History tells us that Babylon, once a great empire, fell in the midst of celebration and revelry. They were feasting, drinking, and toasting to their own invincibility when an ominous sign appeared—the writing on the wall. It wasn’t written by human hands; it was an invisible force, an unseen warning. Babylon was overconfident, and the leaders were blind to the danger that was quietly closing in on them. As they raised their goblets in joy, their empire was already crumbling from within.

This is how I see Google today. Google Search has grown into a behemoth, a modern-day Babylon whose revenues continue to climb while its dominance tightens. Internally, Google—now Alphabet—is stretched in many directions: the Pixel phone, AI initiatives like generative AI (Gemini), battling Amazon and Microsoft in the cloud, and navigating Google Search versus AI search. And soon, they may be facing antitrust cases. Like Babylon, Google’s empire is vast, but it risks being weakened by its overextension and internal strife.

They are celebrating their ad revenue and expanding their market share, but they seem to ignore the invisible warning—the writing on the wall that AI is bringing. Just like the unseen hand that wrote Babylon’s fate, the next big shift in search will not come from traditional human-made search engines; it will come from AI, an invisible force that’s already here, reshaping how we access information.

AI is Google’s writing on the wall. While Google revels in its increasing profits, boasting record ad revenues as advertisers compete fiercely for that coveted first-page spot, it risks missing the signs of change that are quietly but swiftly unfolding. The unseen hand of artificial intelligence is drawing the future, one that moves away from traditional search engines entirely. This future belongs to conversational AI—chatbots and digital assistants that don’t just help you search, but help you find, intelligently and intuitively.

The next big search engine won’t be a product of algorithms tweaked by human engineers—it will be AI-driven, built to engage and understand users at a deeper level than Google ever could. Just as the writing on the wall wasn’t human, but a divine omen for Babylon’s end, AI represents an external, inevitable force that Google cannot control. The feast may continue, the profits may still rise, but if they ignore the writing, Google Search, like Babylon, may soon find that their reign is over.

Full Circle: The End of the Beginning

Google’s story began with a dream—to organize the world’s information and make it accessible to all. Today, that dream feels clouded by ads and profit motives. The irony is palpable: the company that once disrupted the status quo now finds itself at risk of disruption.

As we enter the age of conversational AI, we are witnessing the next great leap in the story of curiosity. From Archie to AI, the journey has come full circle—not just indexing information, but connecting us to it meaningfully. The death of Google search is not the end of discovery; it is the beginning of something profoundly human.

The future won’t be built on ten blue links on a first page out of a gazillion search results. It won’t even start with a search bar. The AI age is already here, botification age has begun and software, wearing chatbots’ cloak is conversational and very smart. Soon, we will pay for AI bots that help us navigate the complexity of the web without ads, without noise, and without Google’s choking grasp. The journey that used to start with a Google search may soon begin with a conversation—not with a person, but with an intelligent, unbiased chatbot. And I think that’s where we’re heading.
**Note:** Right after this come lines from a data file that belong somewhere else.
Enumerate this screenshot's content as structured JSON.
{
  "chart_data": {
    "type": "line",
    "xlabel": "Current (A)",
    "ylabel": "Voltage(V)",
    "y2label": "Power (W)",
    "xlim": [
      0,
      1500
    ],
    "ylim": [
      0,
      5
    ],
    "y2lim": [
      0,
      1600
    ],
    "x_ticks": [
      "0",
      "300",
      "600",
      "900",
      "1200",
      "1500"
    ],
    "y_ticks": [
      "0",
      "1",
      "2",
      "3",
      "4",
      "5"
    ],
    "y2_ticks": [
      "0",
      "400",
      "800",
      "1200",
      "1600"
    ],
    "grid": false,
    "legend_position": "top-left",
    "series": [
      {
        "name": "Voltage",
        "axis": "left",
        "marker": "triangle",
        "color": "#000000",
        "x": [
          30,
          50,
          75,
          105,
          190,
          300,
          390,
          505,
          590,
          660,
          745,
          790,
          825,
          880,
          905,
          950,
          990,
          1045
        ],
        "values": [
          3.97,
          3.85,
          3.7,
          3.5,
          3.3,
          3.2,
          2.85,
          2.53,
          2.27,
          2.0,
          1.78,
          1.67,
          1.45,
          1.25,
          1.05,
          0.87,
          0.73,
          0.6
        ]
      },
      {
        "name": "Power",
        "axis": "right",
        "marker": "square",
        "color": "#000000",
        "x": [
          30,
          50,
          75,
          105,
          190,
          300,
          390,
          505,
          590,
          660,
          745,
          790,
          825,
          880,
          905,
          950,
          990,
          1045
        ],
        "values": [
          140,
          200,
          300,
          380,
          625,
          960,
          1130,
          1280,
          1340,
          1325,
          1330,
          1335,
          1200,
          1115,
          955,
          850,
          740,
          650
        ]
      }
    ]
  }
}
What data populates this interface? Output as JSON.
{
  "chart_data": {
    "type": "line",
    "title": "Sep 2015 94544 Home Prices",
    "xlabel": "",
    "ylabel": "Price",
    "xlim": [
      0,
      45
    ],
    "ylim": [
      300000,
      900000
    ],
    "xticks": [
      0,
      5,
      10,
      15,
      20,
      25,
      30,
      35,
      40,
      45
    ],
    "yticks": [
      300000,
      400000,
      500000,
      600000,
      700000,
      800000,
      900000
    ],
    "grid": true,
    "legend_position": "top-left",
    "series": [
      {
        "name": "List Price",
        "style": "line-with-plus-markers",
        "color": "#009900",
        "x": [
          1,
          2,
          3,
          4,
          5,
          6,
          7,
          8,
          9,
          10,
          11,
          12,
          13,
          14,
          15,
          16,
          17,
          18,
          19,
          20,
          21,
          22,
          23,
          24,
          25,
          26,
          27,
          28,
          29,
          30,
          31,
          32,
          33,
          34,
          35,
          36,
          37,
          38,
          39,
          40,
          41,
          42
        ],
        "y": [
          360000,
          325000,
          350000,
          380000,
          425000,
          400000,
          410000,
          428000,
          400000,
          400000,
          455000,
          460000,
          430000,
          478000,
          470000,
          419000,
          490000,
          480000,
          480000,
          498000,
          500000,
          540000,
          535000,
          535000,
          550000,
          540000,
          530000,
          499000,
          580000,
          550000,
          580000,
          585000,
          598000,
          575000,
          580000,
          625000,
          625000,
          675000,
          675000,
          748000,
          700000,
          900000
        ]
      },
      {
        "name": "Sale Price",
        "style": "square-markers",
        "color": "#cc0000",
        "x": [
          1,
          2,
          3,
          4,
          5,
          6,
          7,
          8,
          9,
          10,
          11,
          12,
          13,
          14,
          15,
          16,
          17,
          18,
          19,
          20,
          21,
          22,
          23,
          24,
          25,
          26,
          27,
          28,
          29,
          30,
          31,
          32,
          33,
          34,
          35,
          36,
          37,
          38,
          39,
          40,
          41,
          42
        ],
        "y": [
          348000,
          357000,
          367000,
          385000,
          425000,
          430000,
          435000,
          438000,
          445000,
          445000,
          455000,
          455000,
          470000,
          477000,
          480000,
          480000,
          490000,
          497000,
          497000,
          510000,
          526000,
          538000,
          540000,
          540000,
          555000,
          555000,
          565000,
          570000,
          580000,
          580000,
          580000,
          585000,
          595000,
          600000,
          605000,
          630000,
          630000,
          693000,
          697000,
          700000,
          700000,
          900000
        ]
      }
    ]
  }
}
And perhaps that’s not a bad thing. The story of search began with curiosity, and I believe it’s evolving—no longer just about indexing information, but about intelligently interpreting it for you and me. It started with Archie, and it may end with AI (ChatGPT search or Perplexity AI or some random startup about to take over the world!). Google search transformed from being a gateway into the unknown to a gatekeeper of monetization. The time has come for the journey to move beyond Google search—into an age where the goal is not just to find answers, but to connect with them meaningfully, personally, and without distractions. The future does sound scary, but at least, software will be human again!